殺人・強盗殺人・無期懲役 40代後半・服役20年「死刑になると思っていたが、無期懲役になって生きることを許された。正直嬉しかったです」
令和4年の無期懲役囚は、約1700人。仮釈放の平均刑期は45年を越えており、終身刑化に拍車がかかっている。
無期懲役 覚せい剤密輸 男性「初犯が1年半、2回目が7年、今回が無期懲役です。500キロの覚せい剤を密輸。いつ出られるんでしょうかね。できるなら、私の命があるうちに出たい」
無期懲役・強盗致死 50代・服役13年「自殺した人もいた。年齢だけ重ねて、希望もなくなって、ここの中で死んでいくのが怖い」
全国7か所にある死刑場のひとつが、宮城刑務所仙台拘置支所に存在する。
オウム死刑囚の一人の死刑も、ここで執行された。現在も4人の死刑囚が拘置されている。
隣の宮城刑務所は『LB』に分類される。
Lは長期刑、Bは累犯、つまり複数回服役した受刑者が収容されている。
無期懲役囚は150人。
暴力団関係者も少なくない。
最高年齢は90歳。
ここ5年間の仮釈放はわずかに2人だ。
このため、塀の中での死亡、つまり“獄死”の増加に直面している。
報道特集のカメラが宮城刑務所の病棟に初めて入った。
そこには生死をさまよう受刑者の姿があった。
刑務官「もうちょっとでという感じの人たちです」
宮城刑務所(医療重点施設)の病棟には、末期がんや極度の認知症の受刑者たちが収容されていた。
彼は20代から、人生の殆どを塀の中で過ごしてきた無期懲役囚だ。
認知症が進み自分の境遇は全く意識の中にない。
ーーいま何歳ですか?
殺人・強盗殺人 無期懲役・80代後半「今なんぼだべ?ちょっと忘れた」
ーー自分の事件を覚えてますか?
「窃盗」
ーー刑期は?
「何か月だっけな。

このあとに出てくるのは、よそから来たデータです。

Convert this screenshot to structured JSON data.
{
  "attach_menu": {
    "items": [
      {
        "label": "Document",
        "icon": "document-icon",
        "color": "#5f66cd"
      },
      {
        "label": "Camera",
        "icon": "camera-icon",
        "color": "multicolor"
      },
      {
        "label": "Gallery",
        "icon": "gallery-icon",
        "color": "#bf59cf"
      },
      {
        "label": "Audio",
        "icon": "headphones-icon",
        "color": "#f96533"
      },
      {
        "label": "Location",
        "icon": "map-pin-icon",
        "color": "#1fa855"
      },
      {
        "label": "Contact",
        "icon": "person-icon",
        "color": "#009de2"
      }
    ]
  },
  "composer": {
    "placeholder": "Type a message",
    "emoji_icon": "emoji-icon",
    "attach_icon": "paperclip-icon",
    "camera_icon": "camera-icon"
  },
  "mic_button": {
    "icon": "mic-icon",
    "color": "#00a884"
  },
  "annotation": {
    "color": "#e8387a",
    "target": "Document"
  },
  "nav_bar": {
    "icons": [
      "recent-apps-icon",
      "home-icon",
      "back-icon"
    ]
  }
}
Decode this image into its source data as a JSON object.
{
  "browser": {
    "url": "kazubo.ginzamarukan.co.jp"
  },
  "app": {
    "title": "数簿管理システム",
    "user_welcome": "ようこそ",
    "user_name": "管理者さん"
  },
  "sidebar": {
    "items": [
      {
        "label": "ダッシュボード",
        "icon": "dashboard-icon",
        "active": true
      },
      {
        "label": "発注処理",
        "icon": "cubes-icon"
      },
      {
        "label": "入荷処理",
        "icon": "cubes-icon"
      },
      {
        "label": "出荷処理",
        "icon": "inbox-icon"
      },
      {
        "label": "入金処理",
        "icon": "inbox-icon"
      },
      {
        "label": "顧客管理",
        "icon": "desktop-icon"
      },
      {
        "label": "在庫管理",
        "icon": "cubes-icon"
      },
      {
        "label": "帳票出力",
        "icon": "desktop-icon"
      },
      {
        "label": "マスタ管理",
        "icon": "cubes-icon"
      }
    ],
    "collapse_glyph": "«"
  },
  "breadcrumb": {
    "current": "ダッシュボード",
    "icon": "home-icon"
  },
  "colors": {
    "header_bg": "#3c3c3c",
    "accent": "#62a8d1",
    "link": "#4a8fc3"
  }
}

ちょっと忘れた」
ーー無期懲役ではないですか?
「無期(懲役)だ」
生死を彷徨い、死が近い重篤受刑者は“個室”に移される。
ーー病名は何ですか?
看護師「癌です。終末期の患者さんです。いろいろ転移してしまって」
症状の重さで部屋が分けられている。
出口に近いほど重篤だ。
病棟を出ると霊安室に通じる。
この日も霊安室には、すでに2つの棺が準備されていた。